L’espérance de vie à Madagascar est autour de 65 ans. C’est à dire que la plupart des jeunes retraités malgaches s’en vont de suite pour la retraite éternelle, un vrai carnage. Mais tu ne verras jamais un tireur de pousse-pousse de 65 ans ou même de 60. A bien y penser, ce n’est peut-être pas le tireur de pousse-pousse qui est trop fragile face aux maladies. Il suffit de comprendre la logique : le mec travaille tous les jours pour un maigre butin. Son travail le fatigue et il peut tomber malade mais il n’a pas d’assurance maladie, pas de couverture sociale, rien du tout pour le protéger du moindre pépin. Il doit payer les frais médicaux de sa poche. Et s’il ne travaille pas, il ne gagne pas d’argent. C’est un cercle vicieux tout a fait mortel.

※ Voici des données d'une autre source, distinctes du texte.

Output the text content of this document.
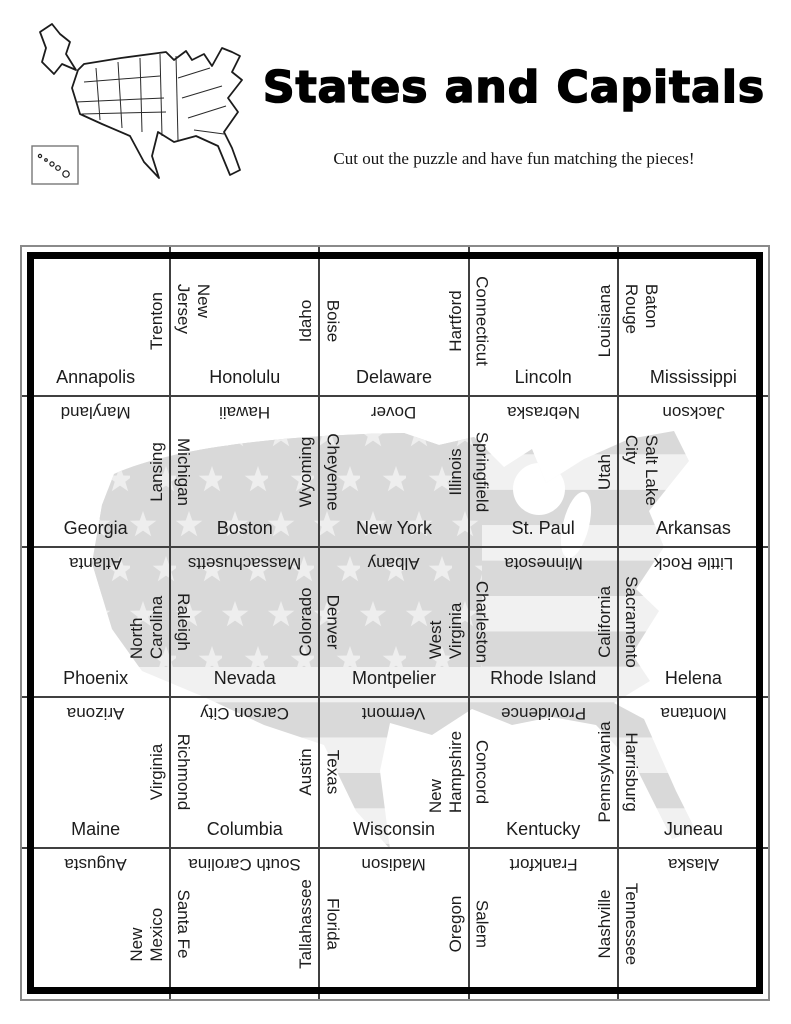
States and Capitals
Cut out the puzzle and have fun matching the pieces!
Trenton
Annapolis
New Jersey	Idaho
Honolulu
Boise	Hartford
Delaware
Connecticut	Louisiana
Lincoln
Baton Rouge
Mississippi
Maryland
Lansing
Georgia
Hawaii
Michigan	Wyoming
Boston
Dover
Cheyenne	Illinois
New York
Nebraska
Springfield	Utah
St. Paul
Jackson
Salt Lake City
Arkansas
Atlanta
North Carolina
Phoenix
Massachusetts
Raleigh	Colorado
Nevada
Albany
Denver	West Virginia
Montpelier
Minnesota
Charleston	California
Rhode Island
Little Rock
Sacramento
Helena
Arizona
Virginia
Maine
Carson City
Richmond	Austin
Columbia
Vermont
Texas
New Hampshire
Wisconsin
Providence
Concord	Pennsylvania
Kentucky
Montana
Harrisburg
Juneau
Augusta
New Mexico
South Carolina
Santa Fe	Tallahassee
Madison
Florida	Oregon
Frankfort
Salem	Nashville
Alaska
Tennessee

Alors, il y a des questions que je ne me poses pas. Par exemple, je ne me demande pas s’il faut se réjouir du retour des pousse-pousses autour de Tana ou « les pousse-pousses sont de retour, jusqu’à quand? ». Pour l’instant, c’est juste un constat. Les pousse-pousses et les cyclo-pousses retrouvent des couleurs aux alentours de Tana. C’est peut-être provisoire. Peut-être que dans 10 ans, on les retrouvera 10, 30 km plus loin. Plus de pousse-pousses aussi font plus de tireurs de pousse-pousses. C’est peut-être une bonne chose pour le taux de chômage ou c’est juste une filière informelle de plus qui échappera à l’IRSA et à la couverture sociale.

Donc, la vraie question serait : faut-il ou non encourager son utilisation? Ma réponse est « pourquoi pas? ». Mais, bien sûr, il faudrait des routes larges comme à Antsirabe ou dans les villes côtières. Et il faudrait, aussi, voir la situation de ces gladiateurs qui vendent si cher leur peau pour transporter les gens. Je rêve. Mais pourquoi, un de ces jours, on n’aurait pas la couverture sociale pour eux comme pour les chauffeurs et receveurs de bus, les gens de maisons et tous les autres qui travaillent mais qui n’ont aucun droit?

Bref, les pousses-pousses ne doivent pas disparaitre des villes de Madagascar. Je ne serais, même, pas contre leur envahissement, à nouveau, d’Antananarivo. Mais il faudrait juste que ce soit bien planifié mais pas que cela s’installe juste sauvagement.